Give us an idea of the current financing trends when it comes to construction equipment finance?

The dwindling growth impact of the construction equipment sector and the economy as a whole also cast its shadow upon the equipment finance industry. There was a sharp fall in the sale of equipment by manufacturers and resulted in aggressive survival strategies to sustain market pressure by the financiers. However, with the situation now improving gradually, and with new opportunities on the anvil, the construction equipment players maintain an optimistic approach. A major financing trend being witnessed among contractors or equipment users or owners is the demand for financiers to support on long-term funding basis, with slight increase in quantum and at favourable prices.

As per the evolving nature of equipment financing seekers in India the contractor or equipment owner opts for a mixed bag of financers often involving 2-3 sources to gain funds. This mixed bag of financiers involves Public Sector Banks, Private Banks, NBFCS and even private financial lending firms. The other major trend being witnessed from the financier’s angle is that each financier has kept a particular limit for a contractor, which might also be a reason behind the contractor opting for multiple financial resources. Also a planned approach is being witnessed from the customer’s point in undertaking calculated risks and adopting financial sources by considering the future requirements and repayment potentials.

 

What is the support you are offering to the rental equipment segment?  

The increased level of opportunities and complexities in the projects has today led to bifurcation in the project execution process. This scenario ultimately results in the bifurcation of project execution tasks among various level of contractors – large to medium, small and even individuals. Hiring or rental segments in the construction equipment sector plays a prominent role in this situation. As a financier, Mahindra Finance sees tremendous potential in the used equipment financing and rental segments. The opportunities are tremendous especially among the mid-sized, small and even individual contractors. Our schemes are designed as per the respective customer requirements and we have positioned ourselves strategically in exploring these market opportunities.

 

As a non banking finance organisation how do you measure up against national and international banks which are now offering equipment loan finance? 

We do not compare ourselves with any national and international banks or financial institutions. As a financier, Mahindra Finance is unique in its strategies, schemes and policies. We have proved our expertise in financing distinct range of segments varying from two-wheelers to 20-wheelers. 

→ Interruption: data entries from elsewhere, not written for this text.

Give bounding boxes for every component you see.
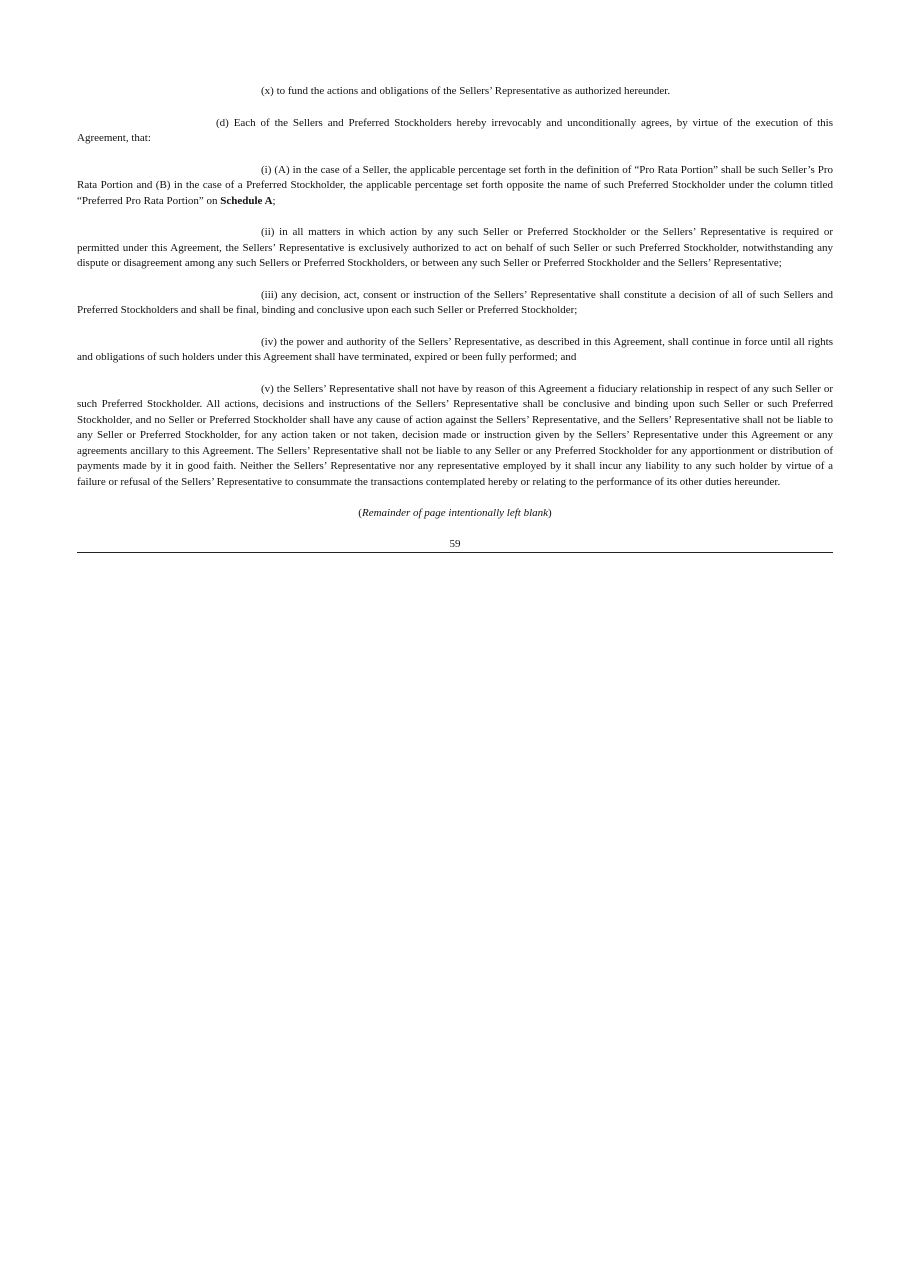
paragraph-i-text: (i) (A) in the case of a Seller, the applicable percentage set forth in the definition of “Pro Rata Portion” shall be such Seller’s Pro Rata Portion and (B) in the case of a Preferred Stockholder, the applicable percentage set forth opposite the name of such Preferred Stockholder under the column titled “Preferred Pro Rata Portion” on — [77, 163, 833, 207]
page-number: 59 — [449, 537, 461, 550]
remainder-close-paren: ) — [548, 507, 552, 519]
remainder-open-paren: ( — [358, 507, 362, 519]
paragraph-v: (v) the Sellers’ Representative shall not have by reason of this Agreement a fiduciary relationship in respect of any such Seller or such Preferred Stockholder. All actions, decisions and instructions of the Sellers’ Representative shall be conclusive and binding upon such Seller or such Preferred Stockholder, and no Seller or Preferred Stockholder shall have any cause of action against the Sellers’ Representative, and the Sellers’ Representative shall not be liable to any Seller or Preferred Stockholder, for any action taken or not taken, decision made or instruction given by the Sellers’ Representative under this Agreement or any agreements ancillary to this Agreement. The Sellers’ Representative shall not be liable to any Seller or any Preferred Stockholder for any apportionment or distribution of payments made by it in good faith. Neither the Sellers’ Representative nor any representative employed by it shall incur any liability to any such holder by virtue of a failure or refusal of the Sellers’ Representative to consummate the transactions contemplated hereby or relating to the performance of its other duties hereunder. — [77, 382, 833, 488]
paragraph-x: (x) to fund the actions and obligations of the Sellers’ Representative as authorized hereunder. — [261, 85, 671, 97]
schedule-a-reference: Schedule A — [220, 194, 273, 207]
paragraph-ii: (ii) in all matters in which action by any such Seller or Preferred Stockholder or the Sellers’ Representative is required or permitted under this Agreement, the Sellers’ Representative is exclusively authorized to act on behalf of such Seller or such Preferred Stockholder, notwithstanding any dispute or disagreement among any such Sellers or Preferred Stockholders, or between any such Seller or Preferred Stockholder and the Sellers’ Representative; — [77, 226, 833, 269]
remainder-text: Remainder of page intentionally left blank — [361, 507, 549, 519]
document-page — [77, 84, 833, 553]
footer-rule — [77, 552, 833, 553]
paragraph-i — [77, 163, 833, 210]
paragraph-i-end: ; — [272, 194, 276, 207]
paragraph-iv: (iv) the power and authority of the Sellers’ Representative, as described in this Agreement, shall continue in force until all rights and obligations of such holders under this Agreement shall have terminated, expired or been fully performed; and — [77, 335, 833, 363]
paragraph-iii: (iii) any decision, act, consent or instruction of the Sellers’ Representative shall constitute a decision of all of such Sellers and Preferred Stockholders and shall be final, binding and conclusive upon each such Seller or Preferred Stockholder; — [77, 288, 833, 316]
remainder-note — [77, 506, 833, 522]
paragraph-d: (d) Each of the Sellers and Preferred Stockholders hereby irrevocably and unconditionally agrees, by virtue of the execution of this Agreement, that: — [77, 116, 833, 144]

Today, we also have our presence in construction equipment and used equipment financing. Mahindra Finance is the only national player who has a strong and focused rural base. We have so far financed about 3 million customers, of which about 1.8 million customers, having potential to repay instalments, are located in 2.6 lakh villages in our country. We have particularly focused on exploring the evolving potential in the rural market.